Infine, la mancata adozione di provvedimenti interdittivi nei confronti delle altre società -OMISSIS- non depone nel senso della illogicità dell’impugnato provvedimento, non essendo dimostrato che a carico degli stessi sussista la medesima situazione indiziaria che la Prefettura di Roma ha delineato a carico della -OMISSIS-.

6.13. Deve solo aggiungersi, portando a chiusura il ragionamento avviato in precedenza, che la legittima acquisizione da parte della Prefettura di Roma di congrui elementi attualizzanti della prognosi interdittiva posta a fondamento del provvedimento -OMISSIS- avvalora il riferimento, in esso contenuto, al procedimento penale sulla scorta del quale è stato adottato quest’ultimo, “compensando” la cedevolezza indiziaria di quel riferimento conseguente all’esito assolutorio, peraltro allo stato non consacrato da una sentenza definitiva, del relativo giudizio.

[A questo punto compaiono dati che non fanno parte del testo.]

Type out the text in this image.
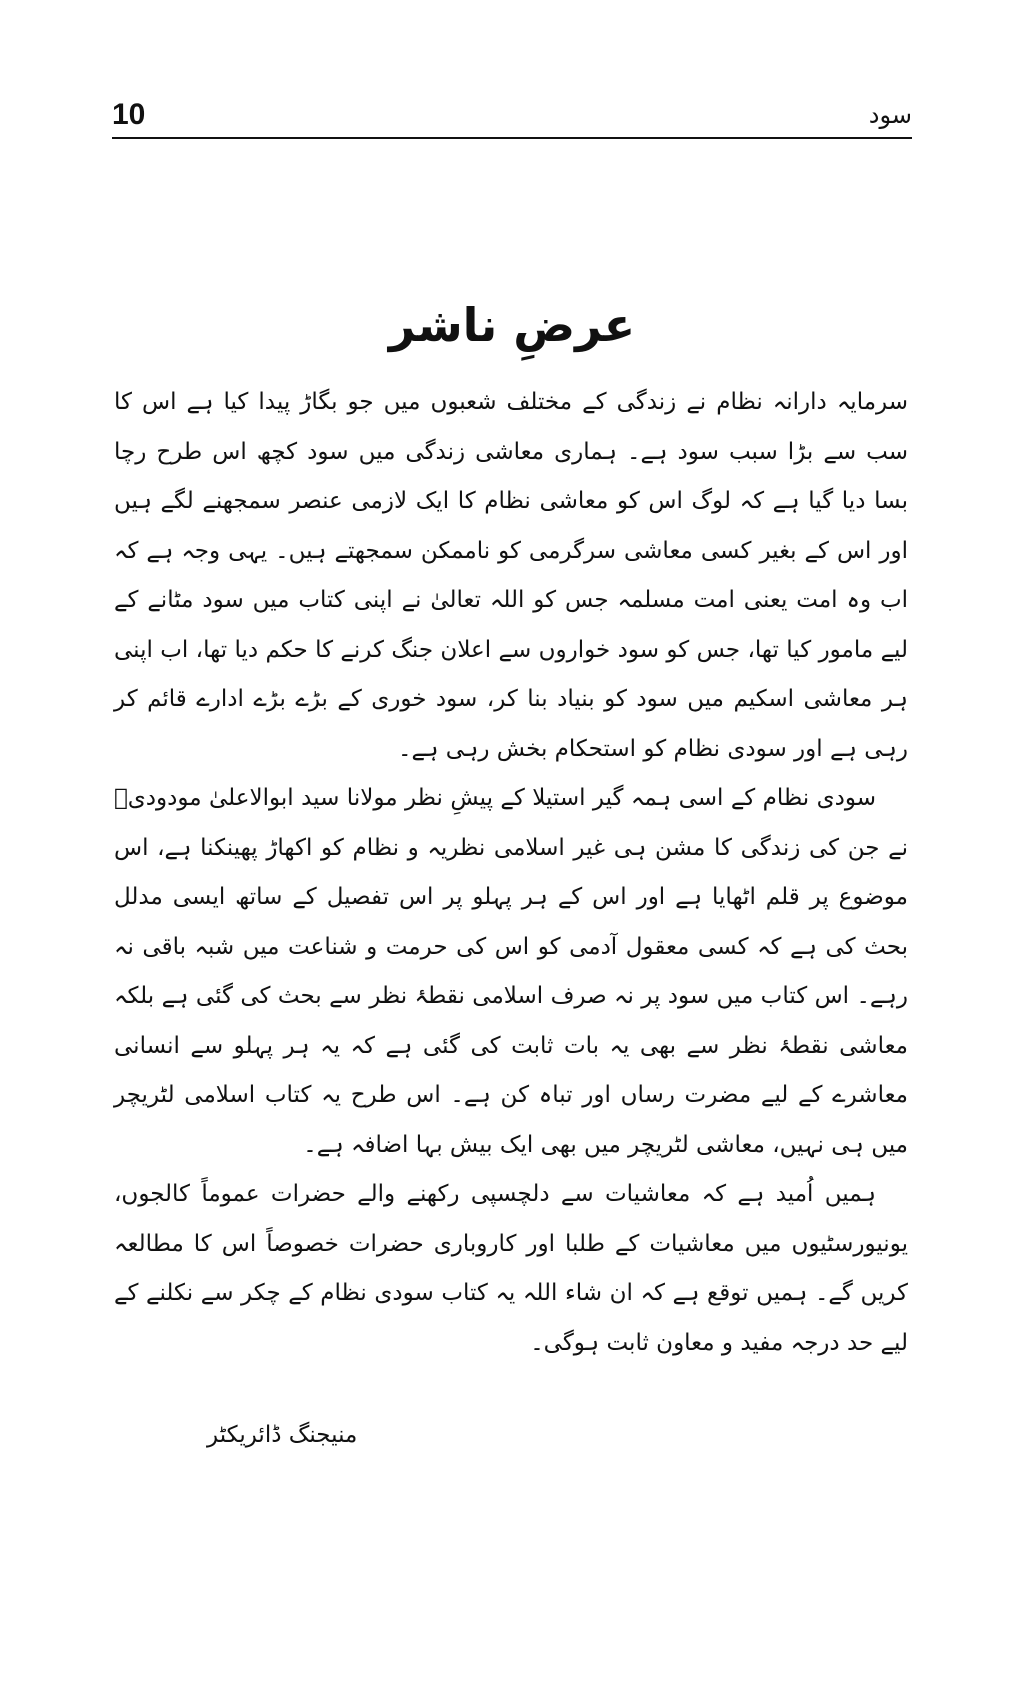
10	سود
عرضِ ناشر

سرمایہ دارانہ نظام نے زندگی کے مختلف شعبوں میں جو بگاڑ پیدا کیا ہے اس کا سب سے بڑا سبب سود ہے۔ ہماری معاشی زندگی میں سود کچھ اس طرح رچا بسا دیا گیا ہے کہ لوگ اس کو معاشی نظام کا ایک لازمی عنصر سمجھنے لگے ہیں اور اس کے بغیر کسی معاشی سرگرمی کو ناممکن سمجھتے ہیں۔ یہی وجہ ہے کہ اب وہ امت یعنی امت مسلمہ جس کو اللہ تعالیٰ نے اپنی کتاب میں سود مٹانے کے لیے مامور کیا تھا، جس کو سود خواروں سے اعلان جنگ کرنے کا حکم دیا تھا، اب اپنی ہر معاشی اسکیم میں سود کو بنیاد بنا کر، سود خوری کے بڑے بڑے ادارے قائم کر رہی ہے اور سودی نظام کو استحکام بخش رہی ہے۔

سودی نظام کے اسی ہمہ گیر استیلا کے پیشِ نظر مولانا سید ابوالاعلیٰ مودودیؒ نے جن کی زندگی کا مشن ہی غیر اسلامی نظریہ و نظام کو اکھاڑ پھینکنا ہے، اس موضوع پر قلم اٹھایا ہے اور اس کے ہر پہلو پر اس تفصیل کے ساتھ ایسی مدلل بحث کی ہے کہ کسی معقول آدمی کو اس کی حرمت و شناعت میں شبہ باقی نہ رہے۔ اس کتاب میں سود پر نہ صرف اسلامی نقطۂ نظر سے بحث کی گئی ہے بلکہ معاشی نقطۂ نظر سے بھی یہ بات ثابت کی گئی ہے کہ یہ ہر پہلو سے انسانی معاشرے کے لیے مضرت رساں اور تباہ کن ہے۔ اس طرح یہ کتاب اسلامی لٹریچر میں ہی نہیں، معاشی لٹریچر میں بھی ایک بیش بہا اضافہ ہے۔

ہمیں اُمید ہے کہ معاشیات سے دلچسپی رکھنے والے حضرات عموماً کالجوں، یونیورسٹیوں میں معاشیات کے طلبا اور کاروباری حضرات خصوصاً اس کا مطالعہ کریں گے۔ ہمیں توقع ہے کہ ان شاء اللہ یہ کتاب سودی نظام کے چکر سے نکلنے کے لیے حد درجہ مفید و معاون ثابت ہوگی۔

منیجنگ ڈائریکٹر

7. La parte appellante censura la sentenza appellata anche nella parte in cui ha rilevato che “ con riguardo alla mancata adozione delle misure straordinarie di gestione, sostegno e monitoraggio di imprese di cui all’art. 32 comma 10, del d.l. n. 90/2014, l’accertamento svolto dall’amministrazione ha evidenziato la mancanza di contratti d’appalto in essere con pubbliche amministrazioni ”: essa deduce sul punto che la circostanza non ha costituito oggetto di gravame.

La censura non è suscettibile di condurre alla riforma della sentenza appellata, ammettendo la stessa appellante che il profilo de quo non ha costituito oggetto di controversia.

8. Infine, la parte appellante contesta quanto affermato dal T.A.R. in ordine al carattere vincolato dell’annotazione ANAC, deducendo che, se fosse annullata l’interdittiva, dovrebbe esserlo anche l’annotazione.

Anche tale profilo deduttivo è irrilevante ai fini dell’accoglimento dell’appello, essendo state respinte le censure formulate nei confronti dell’atto – il provvedimento interdittivo della Prefettura di Roma – presupposto.

9. L’appello, in conclusione, deve essere complessivamente respinto, mentre la complessità dell’oggetto della controversia giustifica la compensazione delle spese del giudizio di appello.